(Photo by Ray Johnson)
As the older sibling in a very large family of Sheepshead-based Japanese sushi restaurants, Ginza Sushi at 2809 Ocean Avenue has managed to stay the course and its ability to stay in business may be due to a number of factors.
Maybe, it’s because the restaurant serves a good purpose to those who live nearby and don’t want to make their way a couple of extra blocks over to Avenue U or Sheepshead Bay Road. I know that it has happened to me quite a few times, where I’ve had the hankering for a little snack, but I was in a rush and there was that “50% off all sushi” banner luring me to come in. Had I known, though, that the restaurant racked up 32 violation points in its last inspection, I would have staved off the craving. If it’s one thing that is of utmost importance in a sushi place, it’s clean countertops and surfaces – so I do hope that this message gets through loud and clear to the food handlers.
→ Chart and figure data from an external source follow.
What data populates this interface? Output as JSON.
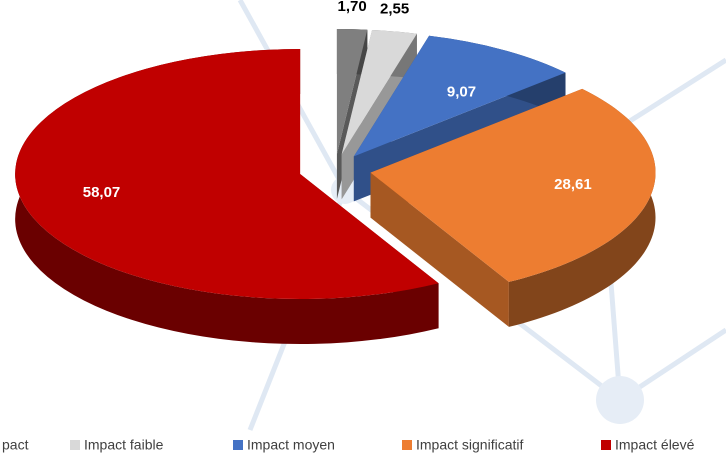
{
  "chart_data": {
    "type": "pie3d",
    "series": [
      {
        "name": "pact",
        "color": "#7f7f7f",
        "values": [
          1.7
        ],
        "value_labels": [
          "1,70"
        ]
      },
      {
        "name": "Impact faible",
        "color": "#d9d9d9",
        "values": [
          2.55
        ],
        "value_labels": [
          "2,55"
        ]
      },
      {
        "name": "Impact moyen",
        "color": "#4472c4",
        "values": [
          9.07
        ],
        "value_labels": [
          "9,07"
        ]
      },
      {
        "name": "Impact significatif",
        "color": "#ed7d31",
        "values": [
          28.61
        ],
        "value_labels": [
          "28,61"
        ]
      },
      {
        "name": "Impact élevé",
        "color": "#c00000",
        "values": [
          58.07
        ],
        "value_labels": [
          "58,07"
        ]
      }
    ],
    "legend": "bottom"
  }
}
While Ginza Sushi is not as elegant or chic as the others, with its drab interior, abandoned back room, and cramped kitchen entry, it does have a kind of familiarity that is easy to get used to. I think that it is this very thing that made Ginza feel comfortable enough to put homemade apple pie on their dessert menu. That they felt safe enough to offer apple pie without even a hint of something fusion, Asian, or sesame, meant that Ginza sushi saw a need. They must know that here in Sheepshead Bay it is a veritable ‘desert’ (as dessert is spelled on the menu display board outside of the restaurant) for after-dinner pastry, other than baklava. Plus, the usual scoop of cold Azuki ice cream does get a little tiresome, especially after individual bites of cold, raw fish.
One of my favorite things to do on a Thursday evening, is to watch Kitchen Nightmares, where famed Chef Gordon Ramsay offers, amongst other things, menu advice to desperate chefs. I couldn’t help but wonder what Chef Ramsay might have to say about the all-American pie offering and how it mixes with the fish roll-ups. He might just grab a unagisaki hocho off the prep counter and throw it into the wall with a curse word. After he says “excuse my French” and the sushi chefs bow in forgiveness, they all will walk into the kitchen to whip up a new ‘special of the day’ Japanese Fuji apple dessert. I’ll be in the next day to try it out.
Armed with recipes like Fuji Apple and Pear Pie (served warm with a spoon of red bean, not vanilla, ice cream) or Apple Crisp, the internet can make a pâtissier out of any sushi chef. Yes, we do want some comfort desserts, but homemade apple pie just makes me feel a little out of place at Ginza Sushi.